I have emphasized the uncanny gaze in the past because I generally empathize with Tarkovsky's path. I have never wanted to tell anyone what to think (laugh at me, those of you who know me personally - it's true; I have certainly tried to persuade you, and I'm working on improving that skill even now, but I would not be your dictator). I have never wanted to tell anyone what to think - but I have wanted to introduce people to the vast stretches of available thoughts which I had glimpsed, or thought I glimpsed.

And similarly, since I do not know the truth, I have looked around, asking, "Do you know? How about you over there - do you know?" I am afraid of the truth, but I want to know what it is. So I am drawn to the uncanny gaze, and I seek to put it in my work.

I am, however, working on some work right now along the path of Kubrick, which I will show you soon, and we can discuss it then.

Incidentally, being oversensitive to the uncanny gaze, from a practical perspective, is a fast-track to paranoia. If you go around thinking you might run into somebody who knows something, you'll think you see them everywhere. This is why I will not touch marijuana. The only thing it does for me is give everybody the uncanny gaze - and meanwhile, it's quite obvious, the entire time, that I'm the only monster in the room. Everybody has always known, and I had forgotten. Nobody has said anything yet because it would be horribly impolite.


  1. Interesting that you use both Event Horizon and Solaris in this article, as EH seemed to be an almost scene-for-scene remake at times of Solaris.

    1. You know, what with the saturation of one in blood and mayhem, and the other not as much, I never thought before of this totally credible parallel. Certainly EH is a better scene-for-scene remake than, for instance, the other Solaris.

  2. Doesn't this truth go something like, "I said in my ecstacy, every man is a liar."?

    Then there's Rumsfeld's adroit image: The known knowns, the known unknowns, and the unknown unknowns. Add to them the unknown knowns and maybe there's part of the uncanny there.

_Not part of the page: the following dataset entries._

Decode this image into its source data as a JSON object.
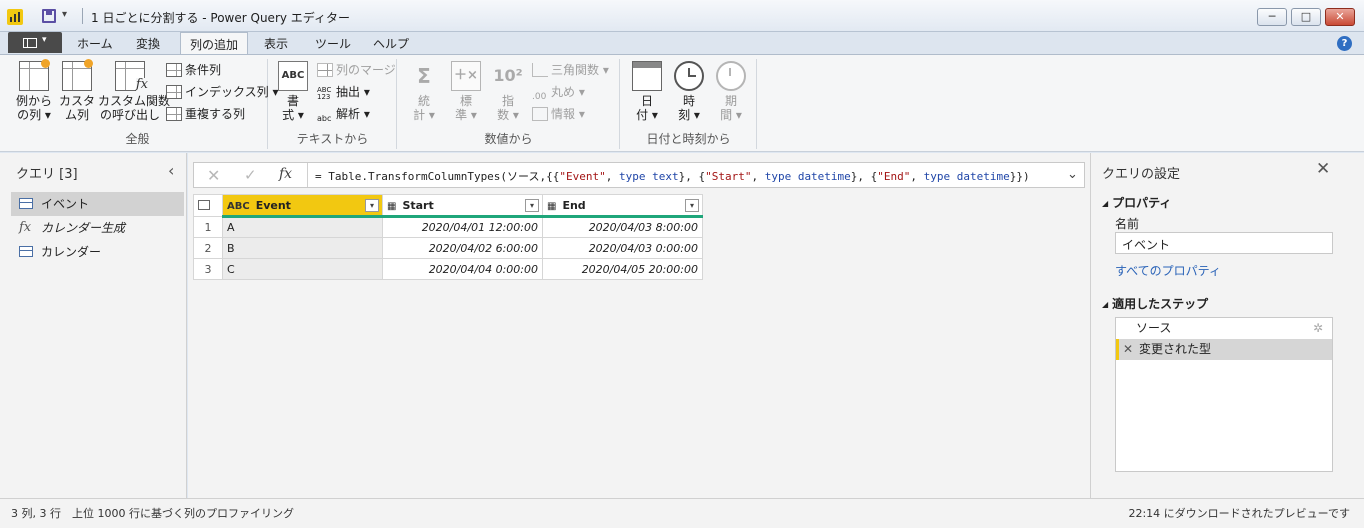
{
  "window": {
    "title": "1 日ごとに分割する - Power Query エディター",
    "qat_dropdown": "▾",
    "controls": {
      "minimize": "─",
      "maximize": "□",
      "close": "✕"
    }
  },
  "tabs": {
    "file_dropdown": "▾",
    "items": [
      "ホーム",
      "変換",
      "列の追加",
      "表示",
      "ツール",
      "ヘルプ"
    ],
    "active": "列の追加",
    "help": "?"
  },
  "ribbon": {
    "general": {
      "label": "全般",
      "example_col": "例から\nの列 ▾",
      "custom_col": "カスタ\nム列",
      "invoke_func": "カスタム関数\nの呼び出し",
      "conditional": "条件列",
      "index": "インデックス列 ▾",
      "duplicate": "重複する列"
    },
    "text": {
      "label": "テキストから",
      "format": "書\n式 ▾",
      "merge": "列のマージ",
      "extract": "抽出 ▾",
      "parse": "解析 ▾"
    },
    "number": {
      "label": "数値から",
      "stats": "統\n計 ▾",
      "standard": "標\n準 ▾",
      "scientific": "指\n数 ▾",
      "trig": "三角関数 ▾",
      "rounding": "丸め ▾",
      "info": "情報 ▾",
      "scientific_glyph": "10²"
    },
    "datetime": {
      "label": "日付と時刻から",
      "date": "日\n付 ▾",
      "time": "時\n刻 ▾",
      "duration": "期\n間 ▾"
    }
  },
  "queries": {
    "title": "クエリ [3]",
    "collapse": "‹",
    "items": [
      {
        "label": "イベント",
        "type": "table",
        "selected": true
      },
      {
        "label": "カレンダー生成",
        "type": "function",
        "selected": false
      },
      {
        "label": "カレンダー",
        "type": "table",
        "selected": false
      }
    ]
  },
  "formula_bar": {
    "cancel": "✕",
    "commit": "✓",
    "fx": "fx",
    "expand": "⌄",
    "text": "= Table.TransformColumnTypes(ソース,{{\"Event\", type text}, {\"Start\", type datetime}, {\"End\", type datetime}})"
  },
  "grid": {
    "columns": [
      {
        "name": "Event",
        "type": "ABC",
        "selected": true
      },
      {
        "name": "Start",
        "type": "datetime",
        "selected": false
      },
      {
        "name": "End",
        "type": "datetime",
        "selected": false
      }
    ],
    "rows": [
      [
        "1",
        "A",
        "2020/04/01 12:00:00",
        "2020/04/03 8:00:00"
      ],
      [
        "2",
        "B",
        "2020/04/02 6:00:00",
        "2020/04/03 0:00:00"
      ],
      [
        "3",
        "C",
        "2020/04/04 0:00:00",
        "2020/04/05 20:00:00"
      ]
    ],
    "dropdown": "▾"
  },
  "settings": {
    "title": "クエリの設定",
    "close": "✕",
    "properties_header": "プロパティ",
    "name_label": "名前",
    "name_value": "イベント",
    "all_props": "すべてのプロパティ",
    "steps_header": "適用したステップ",
    "section_toggle": "◢",
    "steps": [
      {
        "label": "ソース",
        "selected": false,
        "has_gear": true
      },
      {
        "label": "変更された型",
        "selected": true,
        "has_gear": false
      }
    ],
    "step_delete": "✕",
    "step_gear": "✲"
  },
  "status": {
    "size": "3 列, 3 行",
    "profiling": "上位 1000 行に基づく列のプロファイリング",
    "preview": "22:14 にダウンロードされたプレビューです"
  },
  "colors": {
    "accent_yellow": "#f2c811",
    "column_quality_green": "#1fa67a",
    "link_blue": "#2a63b8"
  }
}
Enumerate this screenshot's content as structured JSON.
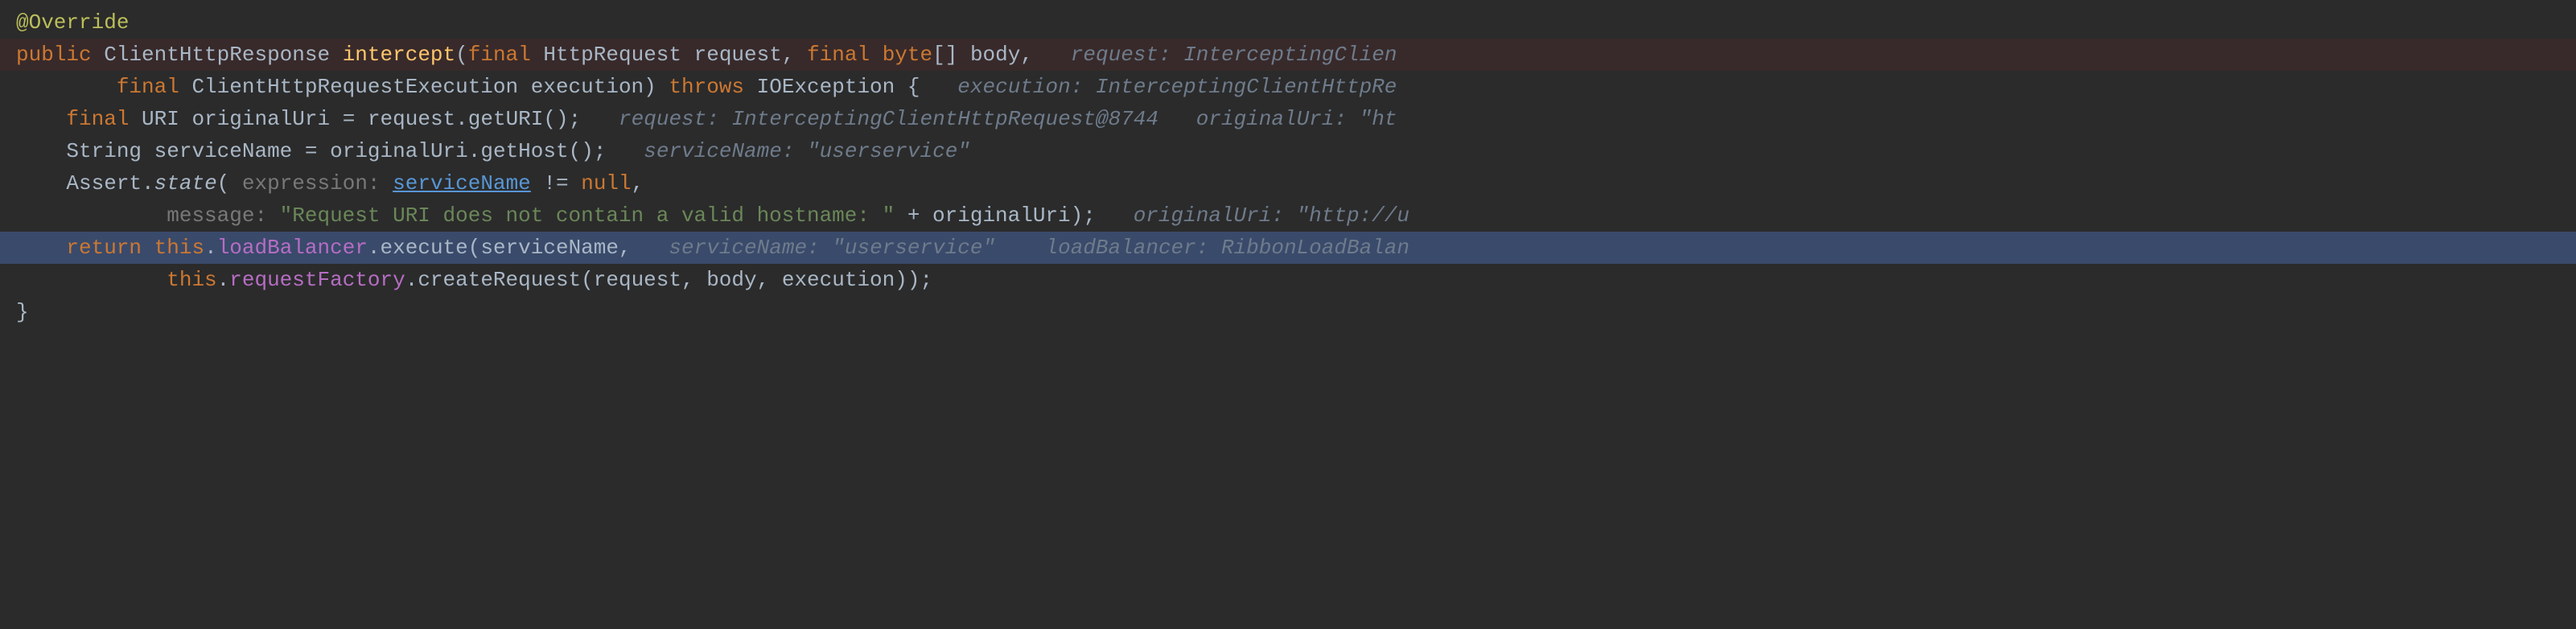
{
  "code": {
    "annotation": "@Override",
    "kw_public": "public",
    "type_response": "ClientHttpResponse",
    "method_name": "intercept",
    "kw_final1": "final",
    "type_req": "HttpRequest",
    "param_request": "request",
    "kw_final2": "final",
    "type_byte": "byte",
    "brackets": "[]",
    "param_body": "body",
    "kw_final3": "final",
    "type_exec": "ClientHttpRequestExecution",
    "param_execution": "execution",
    "kw_throws": "throws",
    "type_ioexception": "IOException",
    "brace_open": "{",
    "kw_final4": "final",
    "type_uri": "URI",
    "var_originalUri": "originalUri",
    "eq": "=",
    "call_request": "request",
    "dot1": ".",
    "call_getURI": "getURI",
    "parens_empty": "()",
    "semi": ";",
    "type_string": "String",
    "var_serviceName": "serviceName",
    "call_originalUri": "originalUri",
    "call_getHost": "getHost",
    "class_Assert": "Assert",
    "m_state": "state",
    "label_expression": "expression:",
    "link_serviceName": "serviceName",
    "op_ne": "!=",
    "kw_null": "null",
    "comma": ",",
    "label_message": "message:",
    "str_msg": "\"Request URI does not contain a valid hostname: \"",
    "op_plus": "+",
    "var_originalUri2": "originalUri",
    "kw_return": "return",
    "kw_this": "this",
    "field_loadBalancer": "loadBalancer",
    "m_execute": "execute",
    "arg_serviceName": "serviceName",
    "field_requestFactory": "requestFactory",
    "m_createRequest": "createRequest",
    "arg_request": "request",
    "arg_body": "body",
    "arg_execution": "execution",
    "close_parens": "))",
    "brace_close": "}"
  },
  "hints": {
    "h_request_sig": "request: InterceptingClien",
    "h_execution_sig": "execution: InterceptingClientHttpRe",
    "h_request_uri": "request: InterceptingClientHttpRequest@8744",
    "h_originalUri_uri": "originalUri: \"ht",
    "h_serviceName": "serviceName: \"userservice\"",
    "h_originalUri_msg": "originalUri: \"http://u",
    "h_serviceName_exec": "serviceName: \"userservice\"",
    "h_loadBalancer": "loadBalancer: RibbonLoadBalan"
  }
}
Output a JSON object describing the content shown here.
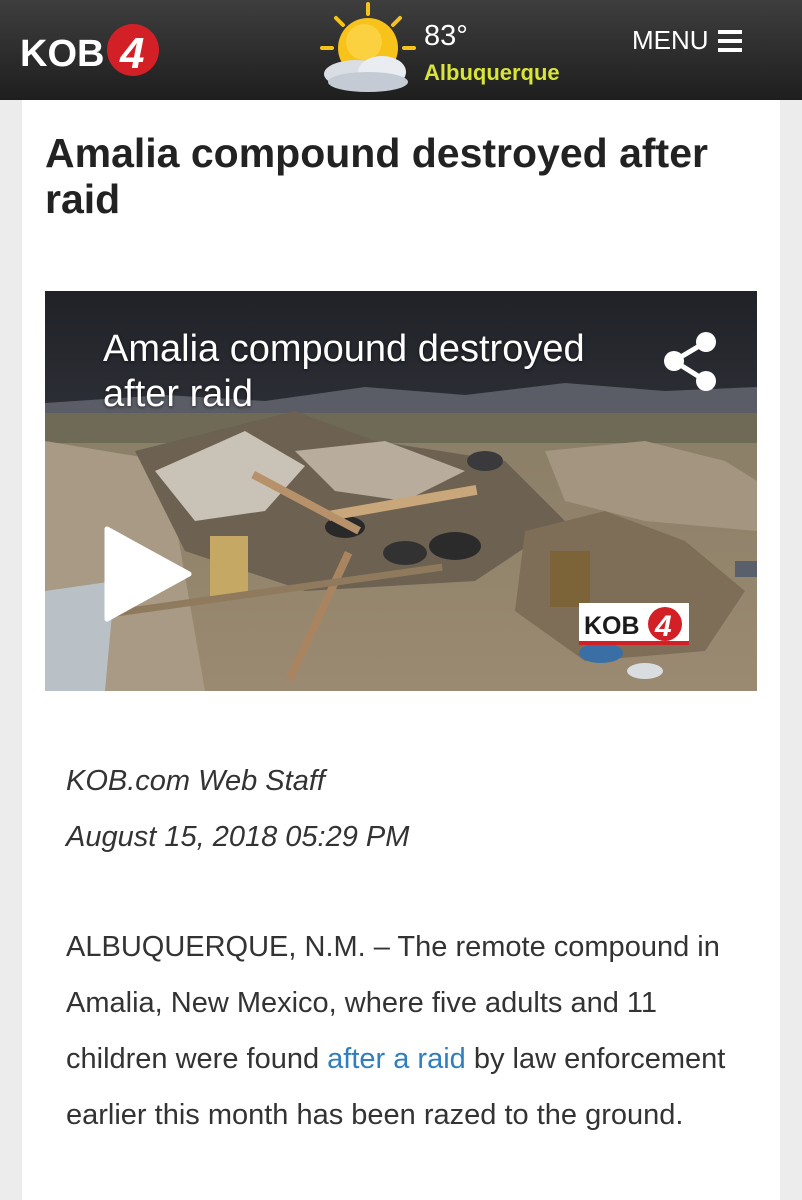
{
  "header": {
    "logo_text": "KOB",
    "logo_number": "4",
    "weather_icon": "partly-sunny-icon",
    "temperature": "83°",
    "city": "Albuquerque",
    "menu_label": "MENU",
    "menu_icon": "hamburger-icon"
  },
  "article": {
    "headline": "Amalia compound destroyed after raid",
    "video": {
      "title": "Amalia compound destroyed after raid",
      "share_icon": "share-icon",
      "play_icon": "play-icon",
      "watermark_text": "KOB",
      "watermark_number": "4"
    },
    "byline": "KOB.com Web Staff",
    "date": "August 15, 2018 05:29 PM",
    "body": {
      "before_link": "ALBUQUERQUE, N.M. – The remote compound in Amalia, New Mexico, where five adults and 11 children were found ",
      "link_text": "after a raid",
      "after_link": " by law enforcement earlier this month has been razed to the ground."
    }
  },
  "colors": {
    "header_bg": "#2c2c2c",
    "city_text": "#d8e437",
    "logo_red": "#d32027",
    "link": "#2f7fc0"
  }
}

    Plus Lewis' description of the numinous; the thing which is not fearful for what it can do (Such as a bear or a criminal) but because of what it is. I think maybe in more childlike modes of thinking the two easily blend, so there's that. However, 'that which is but should not be' from the standpoint of our affection and reason is definitely the numinous, and the uncanny, to boot. The fear attributed to people when they see angels seems very much like this uncanny, numinous fear -- but what is it about the appearance of an angel that a man has so hard a time accepting?